Théophile Gautier has also written a number of nouvelles or short novels, and tales, some of which are striking compositions. ‘Arria Marcella’ is one of these; a brilliant, masterly composition, in which Gautier gives us such a perfect illusion of the past. Under his magic pen we find ourselves walking the streets of Pompeii and living over the life of the Romans in the first century of our era; and ‘Une Nuit de Cléopâtre’ (A Night with Cleopatra) is a vivid resurrection of the brilliant Egyptian court.

Of his various journeys to Spain, Italy, and the Orient, Gautier has given us the most captivating relations. To many this is not the least interesting portion of Gautier’s work. The same qualities that are so striking in his poems and novels—vividness of description, love of the picturesque, wonderful power of expression—are likewise apparent in his relations of travels.
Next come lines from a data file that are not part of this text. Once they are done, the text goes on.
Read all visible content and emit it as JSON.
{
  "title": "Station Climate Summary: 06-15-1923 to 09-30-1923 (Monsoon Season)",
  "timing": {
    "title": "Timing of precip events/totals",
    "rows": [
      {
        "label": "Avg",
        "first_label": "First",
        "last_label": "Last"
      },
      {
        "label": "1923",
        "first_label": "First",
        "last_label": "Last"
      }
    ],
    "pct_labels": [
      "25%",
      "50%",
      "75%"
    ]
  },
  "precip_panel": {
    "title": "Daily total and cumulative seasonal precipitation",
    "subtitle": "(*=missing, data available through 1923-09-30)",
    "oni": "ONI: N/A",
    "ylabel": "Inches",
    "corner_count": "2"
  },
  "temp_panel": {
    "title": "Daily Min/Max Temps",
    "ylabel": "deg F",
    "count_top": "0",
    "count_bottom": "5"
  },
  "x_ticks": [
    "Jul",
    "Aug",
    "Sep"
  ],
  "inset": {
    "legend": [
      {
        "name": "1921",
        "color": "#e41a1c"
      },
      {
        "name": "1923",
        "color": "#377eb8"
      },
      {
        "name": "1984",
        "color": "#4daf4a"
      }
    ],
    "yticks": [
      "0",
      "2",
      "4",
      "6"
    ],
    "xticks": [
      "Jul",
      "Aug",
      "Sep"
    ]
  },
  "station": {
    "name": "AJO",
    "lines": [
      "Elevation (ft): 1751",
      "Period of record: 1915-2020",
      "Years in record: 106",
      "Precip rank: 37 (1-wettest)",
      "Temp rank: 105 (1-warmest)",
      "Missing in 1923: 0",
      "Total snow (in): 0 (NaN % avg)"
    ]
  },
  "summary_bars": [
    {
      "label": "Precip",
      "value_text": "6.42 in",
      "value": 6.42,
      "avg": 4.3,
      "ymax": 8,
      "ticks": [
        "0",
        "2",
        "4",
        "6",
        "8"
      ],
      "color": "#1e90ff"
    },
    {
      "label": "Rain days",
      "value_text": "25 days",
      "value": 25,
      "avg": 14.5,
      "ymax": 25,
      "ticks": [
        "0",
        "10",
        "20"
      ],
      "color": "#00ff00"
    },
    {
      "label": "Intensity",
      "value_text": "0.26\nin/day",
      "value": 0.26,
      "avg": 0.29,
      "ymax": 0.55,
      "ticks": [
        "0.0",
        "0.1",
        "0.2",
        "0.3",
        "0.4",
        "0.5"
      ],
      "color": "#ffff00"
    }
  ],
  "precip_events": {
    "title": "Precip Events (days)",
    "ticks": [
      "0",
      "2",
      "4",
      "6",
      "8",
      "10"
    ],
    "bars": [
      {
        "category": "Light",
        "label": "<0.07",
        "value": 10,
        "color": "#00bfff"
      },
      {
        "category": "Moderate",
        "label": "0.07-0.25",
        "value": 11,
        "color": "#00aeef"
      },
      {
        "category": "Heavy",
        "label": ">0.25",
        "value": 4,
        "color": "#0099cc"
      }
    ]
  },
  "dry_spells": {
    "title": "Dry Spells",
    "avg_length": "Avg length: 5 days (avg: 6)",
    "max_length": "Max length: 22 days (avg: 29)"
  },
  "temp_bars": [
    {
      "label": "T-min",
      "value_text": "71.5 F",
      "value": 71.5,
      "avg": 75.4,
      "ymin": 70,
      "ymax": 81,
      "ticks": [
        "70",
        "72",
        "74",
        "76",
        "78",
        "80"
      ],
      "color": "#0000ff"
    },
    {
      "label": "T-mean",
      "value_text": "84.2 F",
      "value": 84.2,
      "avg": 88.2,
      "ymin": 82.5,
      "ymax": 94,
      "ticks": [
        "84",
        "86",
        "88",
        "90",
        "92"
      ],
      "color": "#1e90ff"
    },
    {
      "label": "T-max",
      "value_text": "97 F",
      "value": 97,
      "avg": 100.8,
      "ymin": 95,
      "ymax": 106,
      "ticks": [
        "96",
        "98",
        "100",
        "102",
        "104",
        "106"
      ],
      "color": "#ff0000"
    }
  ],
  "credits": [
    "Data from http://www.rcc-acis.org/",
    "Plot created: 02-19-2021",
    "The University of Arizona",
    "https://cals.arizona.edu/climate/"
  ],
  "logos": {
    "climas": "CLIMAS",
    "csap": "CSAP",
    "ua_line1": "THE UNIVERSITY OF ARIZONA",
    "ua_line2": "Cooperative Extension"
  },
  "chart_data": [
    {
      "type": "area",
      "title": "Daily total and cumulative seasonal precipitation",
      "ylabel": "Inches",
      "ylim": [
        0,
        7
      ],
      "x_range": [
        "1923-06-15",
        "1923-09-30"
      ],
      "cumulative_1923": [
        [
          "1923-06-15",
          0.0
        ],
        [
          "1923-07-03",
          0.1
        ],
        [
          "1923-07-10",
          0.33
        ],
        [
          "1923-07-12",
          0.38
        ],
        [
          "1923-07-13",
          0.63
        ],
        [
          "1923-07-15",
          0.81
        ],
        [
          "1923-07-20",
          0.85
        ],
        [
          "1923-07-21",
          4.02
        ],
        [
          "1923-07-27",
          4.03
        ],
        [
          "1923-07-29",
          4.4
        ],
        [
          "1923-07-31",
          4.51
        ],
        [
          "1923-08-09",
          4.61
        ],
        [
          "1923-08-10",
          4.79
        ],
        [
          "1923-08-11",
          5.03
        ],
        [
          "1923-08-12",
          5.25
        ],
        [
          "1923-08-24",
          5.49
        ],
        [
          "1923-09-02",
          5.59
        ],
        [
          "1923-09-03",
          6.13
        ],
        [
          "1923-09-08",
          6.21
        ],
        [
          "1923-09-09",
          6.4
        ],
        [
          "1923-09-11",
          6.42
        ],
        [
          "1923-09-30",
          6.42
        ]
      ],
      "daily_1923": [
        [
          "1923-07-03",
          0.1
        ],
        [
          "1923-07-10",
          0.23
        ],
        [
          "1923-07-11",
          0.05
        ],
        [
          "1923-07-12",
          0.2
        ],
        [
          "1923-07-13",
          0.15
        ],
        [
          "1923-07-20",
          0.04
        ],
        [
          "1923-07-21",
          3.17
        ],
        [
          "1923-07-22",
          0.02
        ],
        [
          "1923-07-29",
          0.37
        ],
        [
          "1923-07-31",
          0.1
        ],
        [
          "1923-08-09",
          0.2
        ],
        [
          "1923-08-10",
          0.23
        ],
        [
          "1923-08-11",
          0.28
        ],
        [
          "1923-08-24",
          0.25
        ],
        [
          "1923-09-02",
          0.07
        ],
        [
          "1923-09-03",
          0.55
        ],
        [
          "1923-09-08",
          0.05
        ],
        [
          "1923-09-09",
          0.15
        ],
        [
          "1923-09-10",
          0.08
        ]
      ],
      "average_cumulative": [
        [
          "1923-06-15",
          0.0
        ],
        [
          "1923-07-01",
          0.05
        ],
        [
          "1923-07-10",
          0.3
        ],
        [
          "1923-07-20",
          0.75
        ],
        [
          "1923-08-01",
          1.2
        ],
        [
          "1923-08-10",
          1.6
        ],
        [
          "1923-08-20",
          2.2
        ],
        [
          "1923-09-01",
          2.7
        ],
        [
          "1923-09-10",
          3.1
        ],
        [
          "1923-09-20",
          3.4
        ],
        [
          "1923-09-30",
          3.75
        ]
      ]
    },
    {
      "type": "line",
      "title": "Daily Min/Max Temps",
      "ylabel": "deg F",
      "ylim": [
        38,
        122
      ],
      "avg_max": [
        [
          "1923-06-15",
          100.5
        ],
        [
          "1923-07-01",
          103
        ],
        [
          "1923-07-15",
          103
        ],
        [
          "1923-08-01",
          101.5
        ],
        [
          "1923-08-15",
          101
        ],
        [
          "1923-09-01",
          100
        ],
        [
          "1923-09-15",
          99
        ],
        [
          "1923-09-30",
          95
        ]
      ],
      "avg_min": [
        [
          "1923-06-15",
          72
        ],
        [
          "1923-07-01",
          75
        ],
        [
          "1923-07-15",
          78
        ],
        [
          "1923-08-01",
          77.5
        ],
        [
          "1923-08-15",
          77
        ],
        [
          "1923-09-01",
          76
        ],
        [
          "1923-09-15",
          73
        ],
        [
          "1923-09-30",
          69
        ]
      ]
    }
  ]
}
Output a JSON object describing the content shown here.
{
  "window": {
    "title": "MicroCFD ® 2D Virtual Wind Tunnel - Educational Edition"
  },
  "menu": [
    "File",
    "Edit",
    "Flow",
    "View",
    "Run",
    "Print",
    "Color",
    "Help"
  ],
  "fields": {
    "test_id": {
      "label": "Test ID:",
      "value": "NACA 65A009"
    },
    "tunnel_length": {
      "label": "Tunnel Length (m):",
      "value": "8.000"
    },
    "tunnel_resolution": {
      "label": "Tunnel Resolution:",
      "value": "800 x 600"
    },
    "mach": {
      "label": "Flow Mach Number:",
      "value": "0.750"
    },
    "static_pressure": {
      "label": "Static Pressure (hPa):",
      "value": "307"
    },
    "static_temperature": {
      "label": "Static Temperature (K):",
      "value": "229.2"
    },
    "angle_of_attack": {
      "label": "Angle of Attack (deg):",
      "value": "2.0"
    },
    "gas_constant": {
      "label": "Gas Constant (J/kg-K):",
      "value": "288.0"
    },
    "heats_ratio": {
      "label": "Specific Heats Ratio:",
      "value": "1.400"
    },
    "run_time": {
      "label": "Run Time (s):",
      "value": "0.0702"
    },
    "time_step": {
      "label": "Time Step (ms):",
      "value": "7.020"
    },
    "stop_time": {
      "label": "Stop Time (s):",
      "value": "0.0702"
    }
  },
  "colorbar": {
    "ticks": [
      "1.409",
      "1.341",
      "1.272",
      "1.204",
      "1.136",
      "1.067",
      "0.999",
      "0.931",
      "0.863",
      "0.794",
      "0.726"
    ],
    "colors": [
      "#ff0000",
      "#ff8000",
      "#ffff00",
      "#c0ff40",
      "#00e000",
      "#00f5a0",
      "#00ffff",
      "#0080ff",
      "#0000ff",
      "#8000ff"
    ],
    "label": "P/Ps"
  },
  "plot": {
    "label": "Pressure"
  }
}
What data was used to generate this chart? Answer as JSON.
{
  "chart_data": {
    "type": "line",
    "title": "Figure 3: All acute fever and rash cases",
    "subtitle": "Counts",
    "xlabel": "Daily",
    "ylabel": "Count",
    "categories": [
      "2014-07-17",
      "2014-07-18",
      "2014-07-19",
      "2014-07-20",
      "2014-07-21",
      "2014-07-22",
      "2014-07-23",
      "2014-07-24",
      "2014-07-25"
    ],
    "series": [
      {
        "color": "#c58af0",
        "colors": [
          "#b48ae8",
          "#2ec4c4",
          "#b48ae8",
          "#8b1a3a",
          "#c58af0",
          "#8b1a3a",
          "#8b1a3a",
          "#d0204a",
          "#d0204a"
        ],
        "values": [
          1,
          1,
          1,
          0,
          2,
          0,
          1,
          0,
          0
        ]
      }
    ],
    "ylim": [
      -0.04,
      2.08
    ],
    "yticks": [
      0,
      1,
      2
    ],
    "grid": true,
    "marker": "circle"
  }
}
As a literary and especially as an art critic, Gautier ranks high. Bringing to this branch of literature the same qualities that distinguish him in others, he created a descriptive and picturesque method of criticism peculiarly his own. Of his innumerable articles on art and literature, some have been collected under the names of ‘Les Grotesques,’ a series of essays on a number of poets of the end of the sixteenth and first half of the seventeenth centuries, ridiculed by Boileau, but in whom Gautier finds some wheat among the chaff. The ‘History of Dramatic Art in France for the Last Twenty-five Years,’ beginning with the year 1837, will be consulted with great profit by those who are curious to follow the dramatic movement in that country. Of his essays on art, one is as excellent as the other; all the great masters are treated with a loving and admiring hand.

Among the miscellaneous works of this prolific writer should be mentioned ‘Ménagerie Intime’ (Home Menagerie), in which the author makes us acquainted in a most charming and familiar way with his home life, and the various pets, cats, dogs, white rats, parrots, etc., that in turn shared his house with him; la Nature chez elle (Nature at home), that none but a close observer of nature could have written.

The last book written by Gautier before his death was ‘Tableaux de Siège’ (Siege Pictures, 1871). The subjects are treated just in the way we might expect from such a writer, from a purely artistic point of view.

Gautier has written for the stage only short plays and ballets; but if all he ever wrote were published, his works would fill nearly three hundred volumes. In spite of the quantity and quality of his books, the French Academy did not open her doors to him; but no more did it to Molière, Beaumarchais, Balzac, and many others. Opinions still vary greatly as to Théophile Gautier’s literary merits; but his brilliant descriptive powers, his eminent qualities as a stylist, together with the influence he exercised over contemporary letters as the introducer of the plastic in literature, would seem sufficient to rank him among the great writers of France.